Ezra's Bookshelf

Implementation

by Jeffrey L. Pressman and Aaron Wildavsky ยท 312 pages

Jeffrey Pressman and Aaron Wildavsky's study of a federal employment program in Oakland, California, became the founding text of implementation studies, demonstrating why policies that seem straightforward in conception become nightmarishly complicated in execution. The Economic Development Administration announced in 1966 that it would create three thousand jobs in Oakland through public works projects; years later, few jobs had materialized despite millions in expenditures. Pressman and Wildavsky trace the program through what they call a 'complexity of joint action'--the dozens of decision points where different agencies, levels of government, and private actors had to agree for anything to happen.
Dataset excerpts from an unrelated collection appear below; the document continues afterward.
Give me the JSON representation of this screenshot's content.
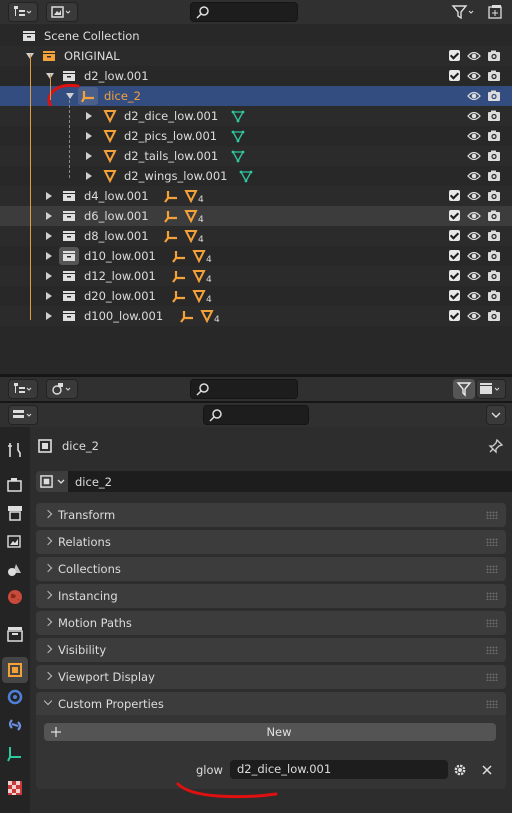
{
  "outliner": {
    "search_placeholder": "",
    "scene_collection": "Scene Collection",
    "original": "ORIGINAL",
    "d2_low": "d2_low.001",
    "dice_2": "dice_2",
    "d2_children": [
      "d2_dice_low.001",
      "d2_pics_low.001",
      "d2_tails_low.001",
      "d2_wings_low.001"
    ],
    "collections": [
      {
        "name": "d4_low.001",
        "count": "4"
      },
      {
        "name": "d6_low.001",
        "count": "4"
      },
      {
        "name": "d8_low.001",
        "count": "4"
      },
      {
        "name": "d10_low.001",
        "count": "4"
      },
      {
        "name": "d12_low.001",
        "count": "4"
      },
      {
        "name": "d20_low.001",
        "count": "4"
      },
      {
        "name": "d100_low.001",
        "count": "4"
      }
    ]
  },
  "properties": {
    "search_placeholder": "",
    "object_title": "dice_2",
    "object_name_field": "dice_2",
    "panels": [
      "Transform",
      "Relations",
      "Collections",
      "Instancing",
      "Motion Paths",
      "Visibility",
      "Viewport Display",
      "Custom Properties"
    ],
    "new_button": "New",
    "custom_prop_key": "glow",
    "custom_prop_value": "d2_dice_low.001"
  },
  "colors": {
    "selection": "#334d80",
    "collection_orange": "#f5a13a",
    "mesh_green": "#2fc8a0",
    "annotation_red": "#e01010"
  },
  "icons": [
    "editor-type-icon",
    "display-mode-icon",
    "search-icon",
    "filter-icon",
    "new-collection-icon",
    "eye-icon",
    "camera-icon",
    "armature-icon",
    "mesh-icon",
    "pin-icon",
    "gear-icon",
    "close-icon",
    "plus-icon"
  ]
}
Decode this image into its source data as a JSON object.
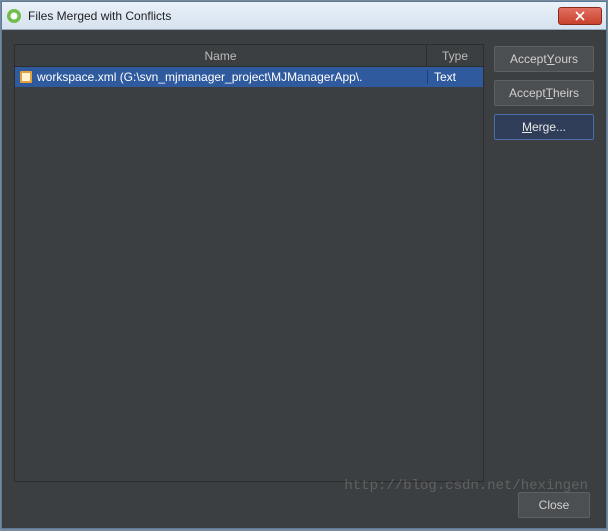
{
  "window": {
    "title": "Files Merged with Conflicts"
  },
  "list": {
    "headers": {
      "name": "Name",
      "type": "Type"
    },
    "rows": [
      {
        "name": "workspace.xml (G:\\svn_mjmanager_project\\MJManagerApp\\.",
        "type": "Text",
        "selected": true
      }
    ]
  },
  "buttons": {
    "accept_yours_pre": "Accept ",
    "accept_yours_u": "Y",
    "accept_yours_post": "ours",
    "accept_theirs_pre": "Accept ",
    "accept_theirs_u": "T",
    "accept_theirs_post": "heirs",
    "merge_u": "M",
    "merge_post": "erge...",
    "close": "Close"
  },
  "watermark": "http://blog.csdn.net/hexingen"
}
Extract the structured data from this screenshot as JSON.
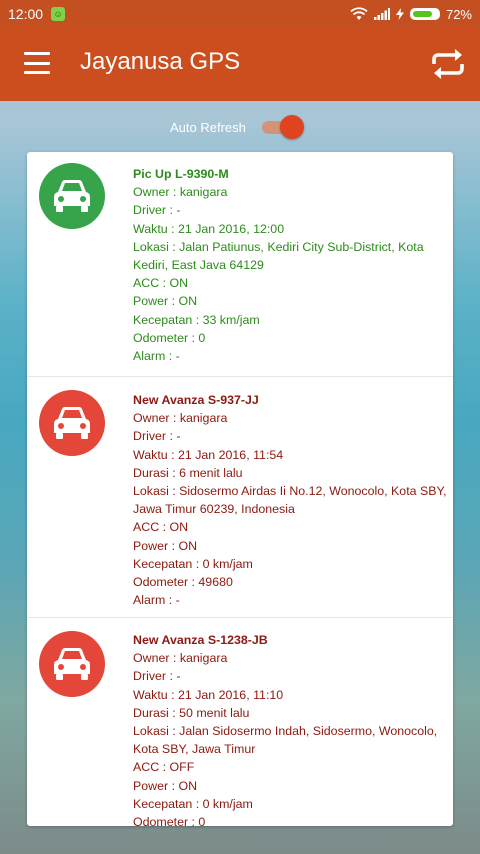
{
  "status_bar": {
    "time": "12:00",
    "battery_pct": "72%",
    "battery_level": 0.72,
    "icons": [
      "app-notification-icon",
      "wifi-icon",
      "signal-icon",
      "charging-icon",
      "battery-icon"
    ]
  },
  "app_bar": {
    "title": "Jayanusa GPS",
    "menu_icon": "hamburger-menu-icon",
    "refresh_icon": "refresh-icon",
    "color": "#cc4e1e"
  },
  "auto_refresh": {
    "label": "Auto Refresh",
    "enabled": true
  },
  "vehicles": [
    {
      "status": "green",
      "name": "Pic Up L-9390-M",
      "owner": "Owner : kanigara",
      "driver": "Driver : -",
      "waktu": "Waktu : 21 Jan 2016, 12:00",
      "lokasi": "Lokasi : Jalan Patiunus, Kediri City Sub-District, Kota Kediri, East Java 64129",
      "acc": "ACC : ON",
      "power": "Power : ON",
      "kecepatan": "Kecepatan : 33 km/jam",
      "odometer": "Odometer : 0",
      "alarm": "Alarm : -"
    },
    {
      "status": "red",
      "name": "New Avanza S-937-JJ",
      "owner": "Owner : kanigara",
      "driver": "Driver : -",
      "waktu": "Waktu : 21 Jan 2016, 11:54",
      "durasi": "Durasi : 6 menit lalu",
      "lokasi": "Lokasi : Sidosermo Airdas Ii No.12, Wonocolo, Kota SBY, Jawa Timur 60239, Indonesia",
      "acc": "ACC : ON",
      "power": "Power : ON",
      "kecepatan": "Kecepatan : 0 km/jam",
      "odometer": "Odometer : 49680",
      "alarm": "Alarm : -"
    },
    {
      "status": "red",
      "name": "New Avanza S-1238-JB",
      "owner": "Owner : kanigara",
      "driver": "Driver : -",
      "waktu": "Waktu : 21 Jan 2016, 11:10",
      "durasi": "Durasi : 50 menit lalu",
      "lokasi": "Lokasi : Jalan Sidosermo Indah, Sidosermo, Wonocolo, Kota SBY, Jawa Timur",
      "acc": "ACC : OFF",
      "power": "Power : ON",
      "kecepatan": "Kecepatan : 0 km/jam",
      "odometer": "Odometer : 0"
    }
  ],
  "colors": {
    "green_status": "#37a34a",
    "red_status": "#e4473a",
    "green_text": "#2e8b1c",
    "red_text": "#8b1a10"
  }
}
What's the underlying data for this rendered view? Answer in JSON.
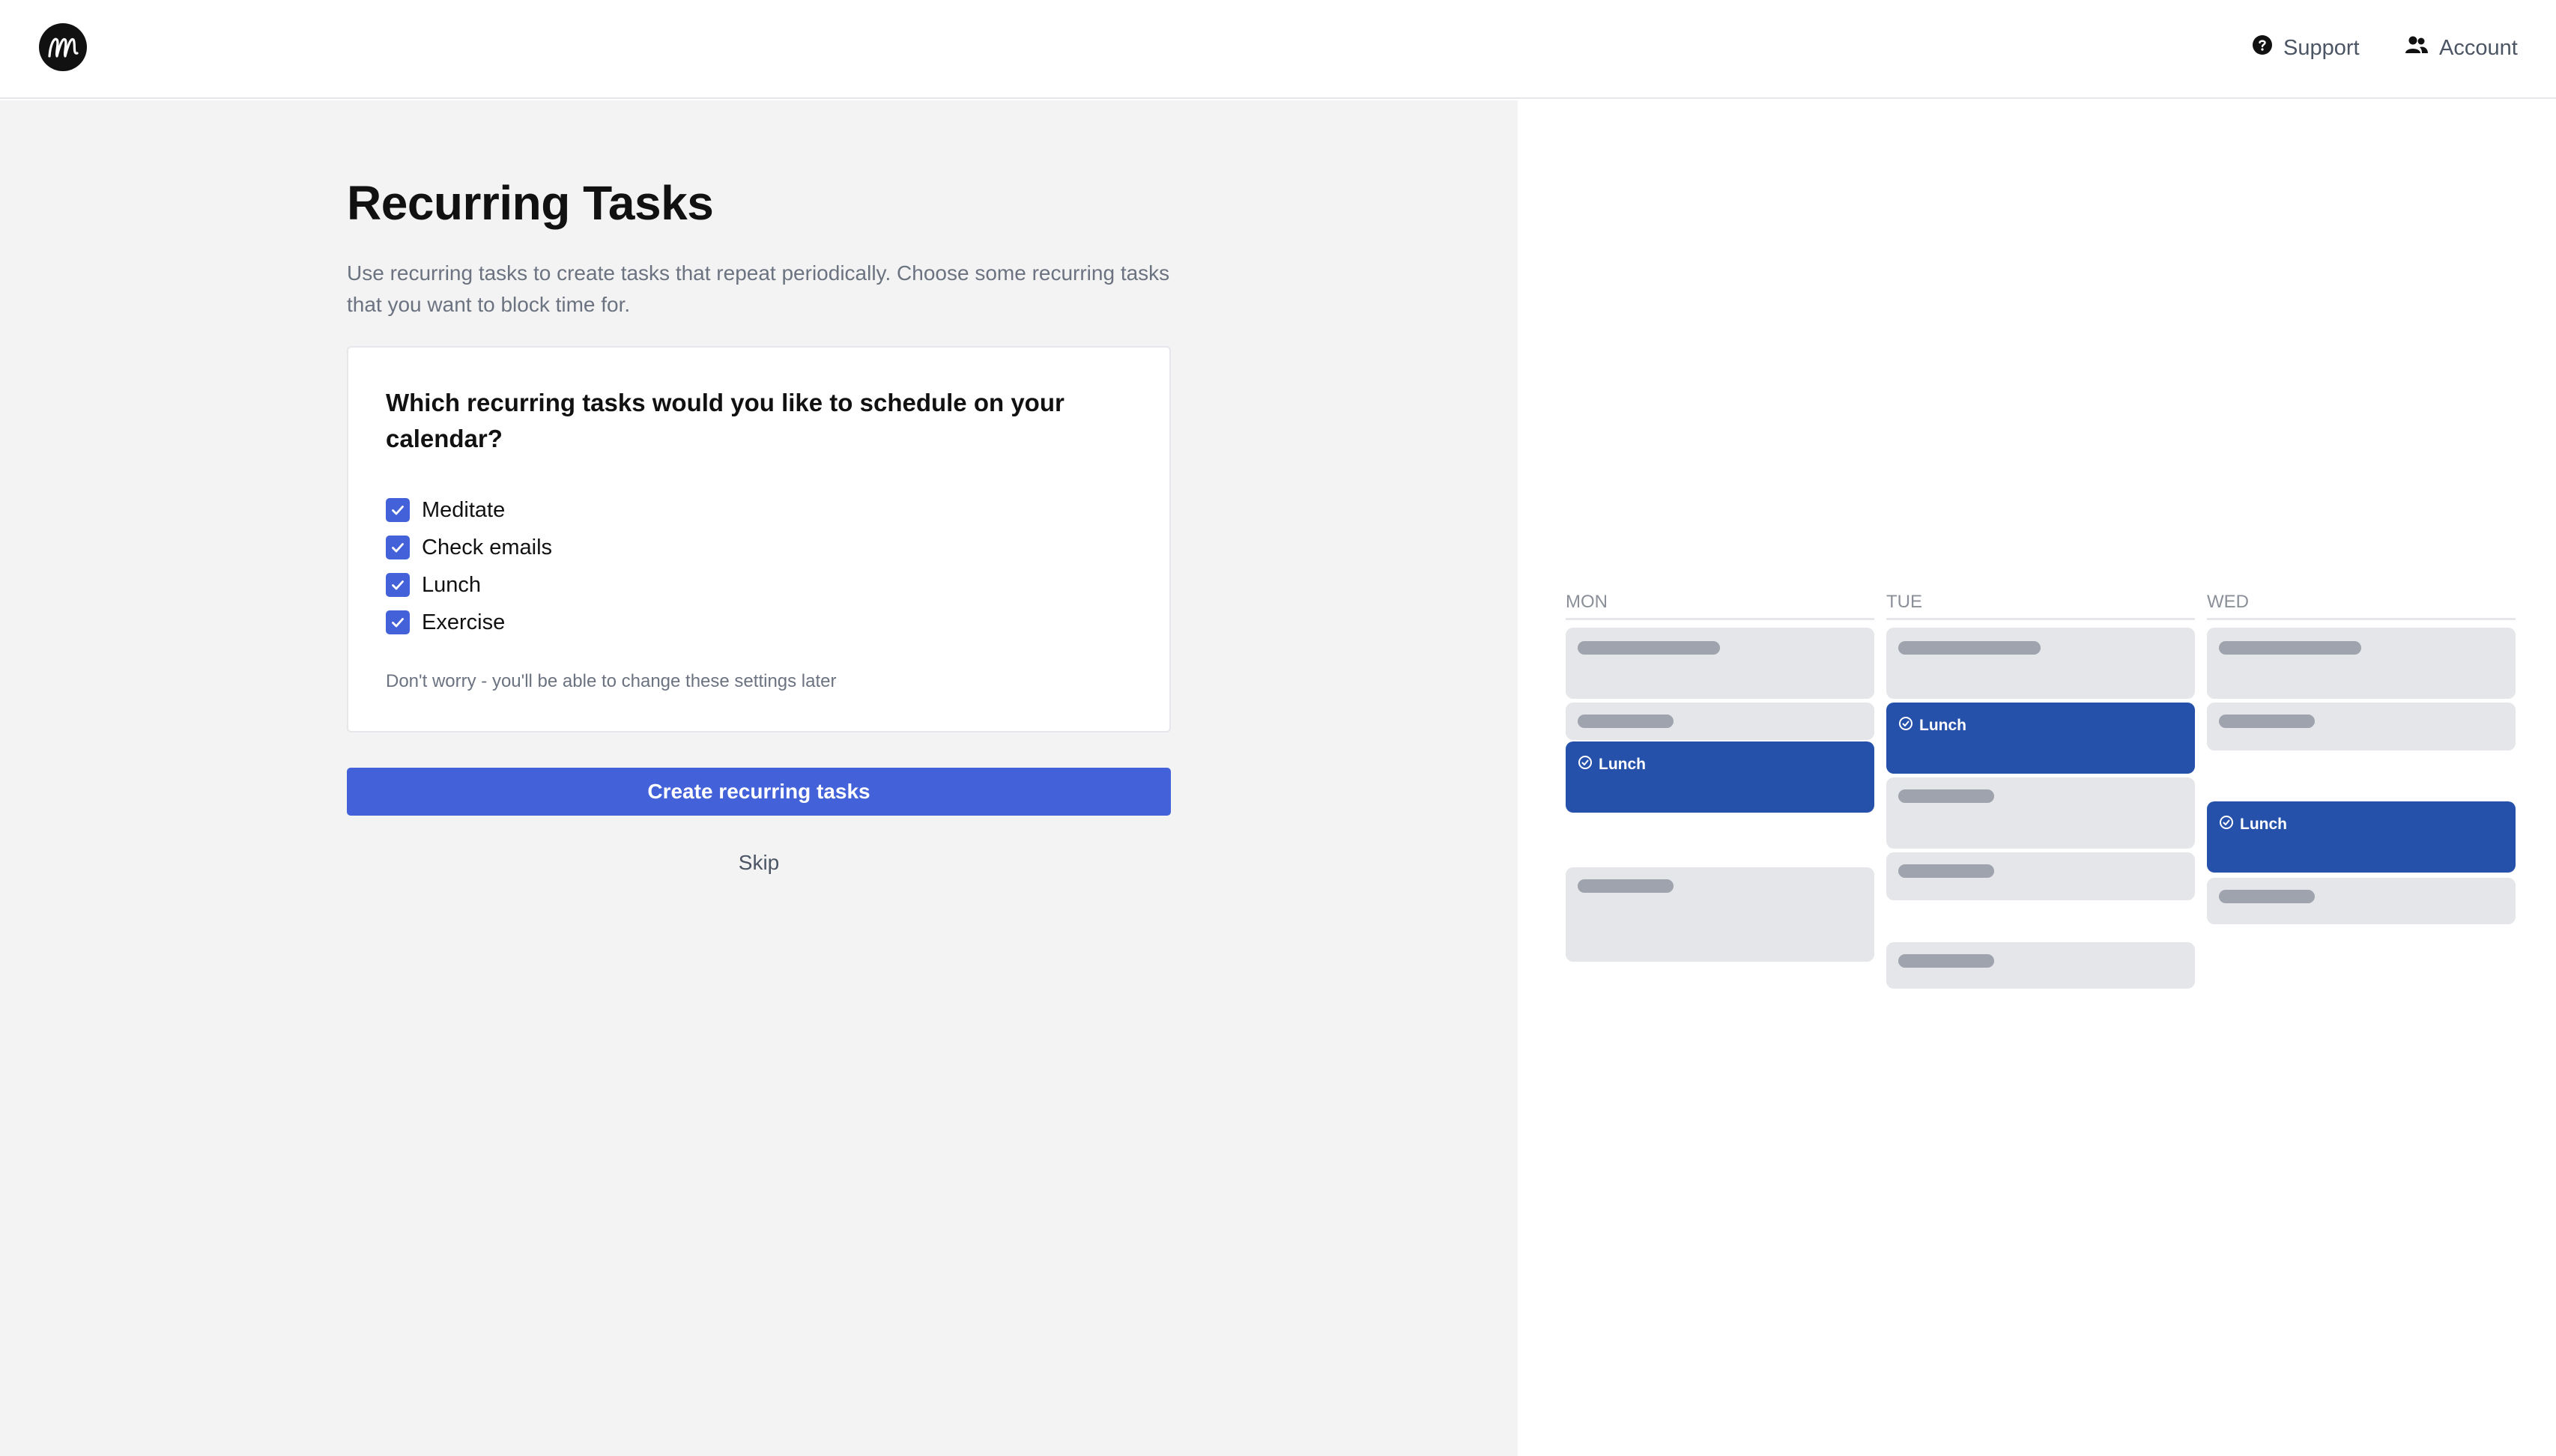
{
  "header": {
    "logo_icon": "script-m-logo",
    "support_label": "Support",
    "account_label": "Account"
  },
  "main": {
    "title": "Recurring Tasks",
    "description": "Use recurring tasks to create tasks that repeat periodically. Choose some recurring tasks that you want to block time for.",
    "card": {
      "question": "Which recurring tasks would you like to schedule on your calendar?",
      "tasks": [
        {
          "label": "Meditate",
          "checked": true
        },
        {
          "label": "Check emails",
          "checked": true
        },
        {
          "label": "Lunch",
          "checked": true
        },
        {
          "label": "Exercise",
          "checked": true
        }
      ],
      "hint": "Don't worry - you'll be able to change these settings later"
    },
    "create_button_label": "Create recurring tasks",
    "skip_label": "Skip"
  },
  "calendar_preview": {
    "days": [
      {
        "label": "MON",
        "event_label": "Lunch"
      },
      {
        "label": "TUE",
        "event_label": "Lunch"
      },
      {
        "label": "WED",
        "event_label": "Lunch"
      }
    ]
  },
  "colors": {
    "accent": "#4361d8",
    "event": "#2651ab",
    "left_background": "#f3f3f3"
  }
}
Each step required approvals that seemed minor but cumulatively created enormous friction. The book develops a methodology for analyzing implementation as a chain of reciprocal causation rather than top-down execution. Its subtitle--'How Great Expectations in Washington Are Dashed in Oakland; Or, Why It's Amazing that Federal Programs Work at All'--captures the sardonic wit with which the authors illuminate bureaucratic dysfunction. The book launched a subfield and influenced generations of policy scholars and practitioners. Its lessons apply beyond government: any complex initiative requiring coordination across multiple actors faces similar challenges. Pressman and Wildavsky's work remains required reading for anyone trying to understand why good ideas so often fail to become good outcomes.